A second, related project is helping to deepen understanding of the conditions necessary for African language publishing to thrive, attracting considerable interest from the South African book industry. The findings have also been used to justify the inclusion of African languages in a South African reading campaign; to help civil society organisations campaigning for improved basic education in South Africa; and to support the development of local language materials in seven African countries.
Heather Hughes' 2011 publication of the first full-length biography of John Dube, founding president of the ANC, has had a significant impact on local and national government, public history, national media and public debate in South Africa. This work has changed public attitudes towards Dube as a political leader, and towards the role of women in early twentieth-century African nationalism. This revision of ANC history has been built into permanent exhibitions at several sites within the country. The book's use in a government green paper on land reform also reveals the depth of her work's political impact.
Tamar Garb's curation of two thematically linked exhibition projects at the Victoria & Albert Museum in London and a series of shows at the Walther Collection, along with related activities and publications, raised awareness of contemporary photography in southern Africa; brought African photographic history and related political/aesthetic issues to the attention of scholars and publics; impacted exhibition programming, acquisitions policies and educational activities of a museum and private collection; created new audiences for contemporary African and South African lens-based work; and offered cultural enrichment to a wide public audience.
The Africa in Motion Film Festival (AiM), based in Glasgow and Edinburgh, directly emerged from research led by David Murphy and a community of postgraduate students at the University of Stirling. The festival has attracted new audiences for African cinema (over 20,000 spectators since 2006) and contributed to wider debates about it amongst the general public, NGOs, as well as cinephiles in Scotland and more widely. In particular, two projects on the `lost classics' of African cinema allowed neglected films to be discovered both by a general audience and influential film critics/journalists.
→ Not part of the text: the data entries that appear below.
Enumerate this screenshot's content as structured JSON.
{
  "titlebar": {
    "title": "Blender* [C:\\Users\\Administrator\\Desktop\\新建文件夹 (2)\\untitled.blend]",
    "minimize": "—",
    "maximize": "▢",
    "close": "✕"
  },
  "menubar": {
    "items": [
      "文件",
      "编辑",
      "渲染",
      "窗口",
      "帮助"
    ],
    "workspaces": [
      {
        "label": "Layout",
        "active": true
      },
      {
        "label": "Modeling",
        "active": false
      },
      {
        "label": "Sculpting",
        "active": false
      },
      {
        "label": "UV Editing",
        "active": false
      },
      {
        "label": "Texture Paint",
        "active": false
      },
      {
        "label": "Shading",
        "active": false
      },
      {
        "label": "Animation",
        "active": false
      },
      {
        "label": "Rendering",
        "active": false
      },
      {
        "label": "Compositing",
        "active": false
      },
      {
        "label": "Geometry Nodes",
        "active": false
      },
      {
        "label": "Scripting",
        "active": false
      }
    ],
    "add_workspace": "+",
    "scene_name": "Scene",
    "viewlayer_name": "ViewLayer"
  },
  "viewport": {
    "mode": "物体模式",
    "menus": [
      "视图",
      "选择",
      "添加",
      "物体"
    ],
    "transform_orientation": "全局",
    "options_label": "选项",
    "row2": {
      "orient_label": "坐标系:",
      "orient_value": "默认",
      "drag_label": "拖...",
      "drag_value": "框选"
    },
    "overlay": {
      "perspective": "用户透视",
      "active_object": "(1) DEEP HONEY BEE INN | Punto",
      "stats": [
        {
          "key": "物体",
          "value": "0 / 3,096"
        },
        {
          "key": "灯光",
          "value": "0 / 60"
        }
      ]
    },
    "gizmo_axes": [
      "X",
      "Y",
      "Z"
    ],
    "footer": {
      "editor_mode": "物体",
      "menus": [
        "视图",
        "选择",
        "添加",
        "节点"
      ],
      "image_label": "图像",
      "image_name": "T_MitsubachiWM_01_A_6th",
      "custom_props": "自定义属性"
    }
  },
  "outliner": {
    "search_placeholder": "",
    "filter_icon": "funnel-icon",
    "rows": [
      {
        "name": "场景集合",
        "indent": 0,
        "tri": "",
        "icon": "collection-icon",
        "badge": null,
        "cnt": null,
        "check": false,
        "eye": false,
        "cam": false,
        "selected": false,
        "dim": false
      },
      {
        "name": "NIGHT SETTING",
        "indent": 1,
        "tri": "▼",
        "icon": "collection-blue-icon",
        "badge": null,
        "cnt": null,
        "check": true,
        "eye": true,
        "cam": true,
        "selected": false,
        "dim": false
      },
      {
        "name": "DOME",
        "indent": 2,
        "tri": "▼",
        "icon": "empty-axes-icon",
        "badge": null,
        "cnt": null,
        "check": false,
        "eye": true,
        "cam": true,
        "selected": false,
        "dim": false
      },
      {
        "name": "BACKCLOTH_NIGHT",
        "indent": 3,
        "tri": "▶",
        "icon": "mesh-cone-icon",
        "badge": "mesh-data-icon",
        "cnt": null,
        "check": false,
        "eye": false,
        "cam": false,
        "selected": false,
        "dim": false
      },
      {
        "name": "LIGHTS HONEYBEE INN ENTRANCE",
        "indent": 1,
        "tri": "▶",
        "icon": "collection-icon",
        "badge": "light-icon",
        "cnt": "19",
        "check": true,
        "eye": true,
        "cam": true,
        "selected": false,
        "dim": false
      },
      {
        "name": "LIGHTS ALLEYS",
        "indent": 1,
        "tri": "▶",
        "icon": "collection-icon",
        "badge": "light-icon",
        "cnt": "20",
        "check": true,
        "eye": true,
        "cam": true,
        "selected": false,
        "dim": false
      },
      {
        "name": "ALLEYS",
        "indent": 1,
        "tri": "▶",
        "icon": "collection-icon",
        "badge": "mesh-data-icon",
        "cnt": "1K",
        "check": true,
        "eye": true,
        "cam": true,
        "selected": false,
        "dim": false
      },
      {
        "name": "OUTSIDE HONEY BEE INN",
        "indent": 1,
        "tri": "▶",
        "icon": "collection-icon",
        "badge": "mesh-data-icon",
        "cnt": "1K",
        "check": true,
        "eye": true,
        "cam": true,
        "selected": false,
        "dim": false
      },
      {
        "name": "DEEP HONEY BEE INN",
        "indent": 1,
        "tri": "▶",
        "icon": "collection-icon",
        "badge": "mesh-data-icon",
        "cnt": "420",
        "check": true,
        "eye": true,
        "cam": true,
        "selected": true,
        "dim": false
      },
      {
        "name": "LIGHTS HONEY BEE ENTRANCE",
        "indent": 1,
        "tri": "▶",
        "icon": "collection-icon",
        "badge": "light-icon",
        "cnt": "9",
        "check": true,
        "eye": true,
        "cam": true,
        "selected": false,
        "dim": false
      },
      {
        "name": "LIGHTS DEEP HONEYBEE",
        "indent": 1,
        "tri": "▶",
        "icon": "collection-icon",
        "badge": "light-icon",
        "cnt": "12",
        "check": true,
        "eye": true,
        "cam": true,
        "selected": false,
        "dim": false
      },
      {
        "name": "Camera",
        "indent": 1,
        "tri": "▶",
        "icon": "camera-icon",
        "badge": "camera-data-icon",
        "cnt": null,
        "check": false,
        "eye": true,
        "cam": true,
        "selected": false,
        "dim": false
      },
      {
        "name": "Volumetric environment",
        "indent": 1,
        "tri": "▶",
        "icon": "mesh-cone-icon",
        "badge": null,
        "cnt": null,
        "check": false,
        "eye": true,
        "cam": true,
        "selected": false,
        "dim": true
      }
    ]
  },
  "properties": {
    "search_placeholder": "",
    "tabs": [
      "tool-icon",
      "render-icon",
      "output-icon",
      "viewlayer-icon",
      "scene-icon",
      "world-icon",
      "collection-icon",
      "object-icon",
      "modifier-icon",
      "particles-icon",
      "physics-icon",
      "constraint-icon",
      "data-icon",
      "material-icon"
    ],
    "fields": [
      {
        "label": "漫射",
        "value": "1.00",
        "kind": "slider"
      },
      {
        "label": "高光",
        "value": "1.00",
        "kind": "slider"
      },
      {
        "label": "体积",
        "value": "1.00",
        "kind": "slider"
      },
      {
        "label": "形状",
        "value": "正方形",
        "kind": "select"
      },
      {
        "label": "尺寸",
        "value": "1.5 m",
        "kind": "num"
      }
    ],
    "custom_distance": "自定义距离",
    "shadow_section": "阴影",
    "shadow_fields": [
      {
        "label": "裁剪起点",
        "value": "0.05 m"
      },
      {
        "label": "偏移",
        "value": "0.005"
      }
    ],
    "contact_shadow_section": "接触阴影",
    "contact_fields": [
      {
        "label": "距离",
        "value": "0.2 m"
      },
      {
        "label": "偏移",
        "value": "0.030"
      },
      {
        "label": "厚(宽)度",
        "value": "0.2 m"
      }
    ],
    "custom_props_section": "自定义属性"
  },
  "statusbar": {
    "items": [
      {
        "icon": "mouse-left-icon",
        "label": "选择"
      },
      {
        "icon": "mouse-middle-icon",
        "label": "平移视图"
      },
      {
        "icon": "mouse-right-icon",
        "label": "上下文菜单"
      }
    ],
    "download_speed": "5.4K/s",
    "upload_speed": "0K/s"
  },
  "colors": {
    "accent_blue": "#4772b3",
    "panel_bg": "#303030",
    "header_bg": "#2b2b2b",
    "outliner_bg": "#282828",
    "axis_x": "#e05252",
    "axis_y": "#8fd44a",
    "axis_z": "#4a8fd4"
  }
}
This research has had a significant influence on: (1) cultural life, through a major exhibition at the National Library in Cape Town and promotion of forgotten French cultural heritage in the Cape; (2) civic life and public discourse, through a major series of talks, as keynote speaker at a public event organized by the National Library of South Africa (NLSA) focused on cultural memory, commemoration and reconciliation, press coverage and radio broadcasts in the UK and South Africa; (3) education, through visits to secondary schools; and (4) economic prosperity, through the promotion of tourism in the Eastern Cape of South Africa.
Since 2006 ULIP has adopted the strategy of examining French and Spanish North Africa as an object of study. The rationale for this is to use ULIP's physical location in Paris as a bridgehead for researchers in North Africa and Europe. ULIP has recently recruited staff with the appropriate research profiles. These staff members have already been involved in public debates organized by ULIP in North Africa and the aim is to develop a generation of researchers who can move ULIP's strategy in this field forward.
Andrew Hussey's research has focused since 2002 on the relation between France, Spain and North Africa. As an essayist, broadcaster and public speaker, Hussey has communicated this research far beyond academic audiences to reach a general public in Europe and North Africa. His work has made a major contribution to debates about the cultural and political history of North Africa. A significant dimension to such impact has been its influence on the broadcast and print media in France, the UK and North Africa.